Obama's Relentless Hold on the Political Spotlight

In 1921, Woodrow Wilson—America’s original transformative progressive president—became the first former chief executive to settle permanently in Washington after leaving office. To be fair, Wilson had endured a devastating stroke two years earlier that left him partially paralyzed and nearly blind; he died in 1924. Barack Obama, the fourth president in that same progressive lineage after Wilson, Franklin D. Roosevelt, and Lyndon B. Johnson, had no comparable health crisis when he and Michelle chose to make their home in the upscale Kalorama neighborhood of the capital. Physical closeness to the White House undoubtedly played a role; Obama paid at least one official visit to his former vice president there, and possibly others in private.

Yet the real significance of that decision goes far beyond convenience. By staying put, Obama sent a clear message: he is still here, and he has no intention of leaving the national conversation. While some recent presidents, such as George W. Bush, have embraced quiet retirement—Bush even took up painting—Obama prefers golf only as a sideline. What truly energizes him is staying active in politics and public commentary.

The country is now paying the price for that decision. Ever since moving the short distance from the White House to Kalorama, Obama has been a constant critic of the Trump-era Republican Party and an enthusiastic booster for Democratic candidates. The man who once captivated the nation with a 2004 convention speech declaring there was no liberal America or conservative America—only the United States of America—has instead governed and behaved as a relentless divider.

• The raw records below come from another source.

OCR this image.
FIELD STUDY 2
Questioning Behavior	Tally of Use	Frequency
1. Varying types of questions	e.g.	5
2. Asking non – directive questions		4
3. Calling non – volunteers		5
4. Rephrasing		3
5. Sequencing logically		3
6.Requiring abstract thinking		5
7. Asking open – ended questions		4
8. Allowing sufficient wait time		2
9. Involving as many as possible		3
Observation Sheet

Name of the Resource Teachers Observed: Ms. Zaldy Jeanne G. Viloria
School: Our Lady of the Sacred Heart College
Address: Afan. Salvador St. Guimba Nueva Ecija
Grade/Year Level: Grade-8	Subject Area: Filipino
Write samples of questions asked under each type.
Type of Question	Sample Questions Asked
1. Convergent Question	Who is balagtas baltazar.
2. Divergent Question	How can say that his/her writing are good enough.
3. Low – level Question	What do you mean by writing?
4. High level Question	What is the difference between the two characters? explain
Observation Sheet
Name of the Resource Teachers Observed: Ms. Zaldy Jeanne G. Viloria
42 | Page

That pattern continues today. In March, he released a video endorsing Virginia Governor Abigail Spanberger’s aggressive congressional redistricting push, which aimed to shift the state’s 11-seat delegation from a modest 6-5 Democratic edge to a commanding 10-1 advantage. The measure passed by a razor-thin margin and now faces a procedural challenge before the Virginia Supreme Court. Redistricting is perhaps the most openly partisan issue in American politics, yet Obama framed it as an effort to “level the playing field.” The irony is striking: Obama had previously condemned gerrymandering, tweeting in 2020 that it “contributed to stalled progress and warped our representative government.” Now, it seems, the practice is acceptable when it benefits his side.

His appearance this week on The Late Show with Stephen Colbert offered even more examples of selective outrage. Obama lambasted Republicans for undermining judicial independence and the rule of law, while accusing Donald Trump of using the Justice Department to target political opponents. Yet this is the same former constitutional-law lecturer who, while the Supreme Court weighed the legality of his signature health-care law, warned in a Rose Garden speech that it would be “unprecedented” and “extraordinary” for the justices to perform basic judicial review. This is the president who famously declared he could achieve his agenda with “a pen and a phone.” And this is the man who remained conspicuously silent about the aggressive, unprecedented prosecutions of Trump by the Biden Justice Department—despite living just blocks away.

The double standard is breathtaking. But the deeper question remains: why does he keep doing it? Obama has reportedly acknowledged that his political involvement is creating “genuine tension” in his marriage. It also isn’t delivering clear wins for his party. Virginia’s redistricting vote was far closer than expected—decided by roughly three percent, much tighter than similar recent statewide contests. Broader trends are even more telling: Obama became the star surrogate for the Harris-Walz ticket after Democrats replaced Joe Biden in 2024, yet that ticket lost every swing state. The brand of politics he championed—an early form of what would become woke orthodoxy—was soundly rejected by voters.

So what drives him? Those who knew him as a constitutional-law lecturer at the University of Chicago offer a clue. Colleagues described him as cold, aloof, and largely uninterested in genuine intellectual exchange. He preferred his own reflections to collaborative debate, and a portrait of him teaching still hangs outside one of the classrooms there. That same arrogance shaped his presidency—“I won,” he bluntly reminded Republican lawmakers shortly after taking office—and it shapes his behavior today.

Pride, as the Book of Proverbs warns, goes before destruction. Whether Obama will absorb that lesson in time—both for the sake of his marriage and for the electoral prospects of his party this November—remains to be seen.